Carney heads up the Bank of England and when there’s big money decisions to be made the country responds “yes gov”. The role of the Bank of England is to maintain economic stability (the same goes for every other country’s central banks). It’s a role you wouldn’t want to see on your job description any time soon. 

So how does it do this?

The powers that be who head up the bank (Read: Mark Carney) can change the central bank’s interest rate, moving them up or down. This matters because high-street banks borrow money from the central bank so a change affects all commercial interest rates. Think mortgages, savings, credit cards, bank loans, … 

What happens if rates go up?  

Well, if you’re a saver you’ll be happy as you’ll get more income on your cash in the bank. But if you have a mortgage, credit card debt or any other loan which outweighs your savings, you’ll end up paying more in interest charges every year.  

What’s the current situ? 

Interest rates today are very low. The central rate is only 0.25%. In our everyday life we’re lucky to get 1.5% on a 1-year fixed rate when it comes to savings accounts while for home-buyer’s mortgages are cheap. A first-time buyer could pay only 3.5% a year on their home loan (and get a discount to pay only 2% in the first two years). 

I have a mortgage. How can I prepare for a change in rate?

Central rates are at record lows and there’s little space for them to move lower. So right now your mortgage is cheap – Lenders are offering historical low rates on 10-year fixed deals. In plain English: Your mortgage is not going to get cheaper than this so you need to be prepared for when rates rise and how this will affect your bank balance. 

Example please!

Say you have 20 years left on a mortgage, your outstanding balance is £300,000 and your mortgage rate is 3.5%. This means today you’re paying around £1,740 a month. If interest rates raise by 1% your repayment may go up to £1,900 -  that’s an extra £160 a month (or £1,900 a year). 

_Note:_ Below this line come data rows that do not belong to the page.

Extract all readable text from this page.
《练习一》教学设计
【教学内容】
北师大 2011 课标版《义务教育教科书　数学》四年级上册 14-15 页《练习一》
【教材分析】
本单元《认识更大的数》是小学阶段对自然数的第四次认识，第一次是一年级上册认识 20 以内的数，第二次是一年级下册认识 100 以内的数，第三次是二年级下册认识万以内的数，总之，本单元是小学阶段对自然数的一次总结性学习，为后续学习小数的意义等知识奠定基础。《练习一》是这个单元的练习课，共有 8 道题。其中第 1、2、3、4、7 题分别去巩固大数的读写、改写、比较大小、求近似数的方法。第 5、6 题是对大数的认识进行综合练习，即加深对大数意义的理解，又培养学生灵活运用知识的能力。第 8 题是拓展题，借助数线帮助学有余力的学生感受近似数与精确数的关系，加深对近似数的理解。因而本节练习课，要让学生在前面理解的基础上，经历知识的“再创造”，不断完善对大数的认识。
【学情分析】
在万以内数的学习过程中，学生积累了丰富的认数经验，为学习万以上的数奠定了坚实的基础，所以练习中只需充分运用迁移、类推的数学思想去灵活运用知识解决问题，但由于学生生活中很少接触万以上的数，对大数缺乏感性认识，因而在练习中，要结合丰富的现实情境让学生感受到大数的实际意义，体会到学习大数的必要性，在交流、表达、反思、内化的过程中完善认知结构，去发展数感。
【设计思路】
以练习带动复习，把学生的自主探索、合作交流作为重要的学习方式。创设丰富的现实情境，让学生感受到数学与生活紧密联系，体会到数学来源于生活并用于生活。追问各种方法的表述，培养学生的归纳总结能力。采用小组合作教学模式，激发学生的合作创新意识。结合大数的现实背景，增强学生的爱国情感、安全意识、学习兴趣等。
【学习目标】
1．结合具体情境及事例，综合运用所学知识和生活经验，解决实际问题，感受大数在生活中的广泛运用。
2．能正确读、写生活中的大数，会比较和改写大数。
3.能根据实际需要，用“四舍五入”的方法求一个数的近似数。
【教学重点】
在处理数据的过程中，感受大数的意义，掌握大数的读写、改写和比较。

Use this Rate Rise Calculator to forecast your mortgage repayments. 

MOXI Round-Up

Carney’s words are that a rate rise will only come if UK businesses attract investment and consumer spending improves, aka our economy grows. With all this current uncertainty about our future (thanks to Brexit) who knows what will actually happen. However, this is often the case when it comes to investing and that includes buying a home. You should always think long-term and forecast money scenarios at least 5-years ahead, especially if you have a mortgage.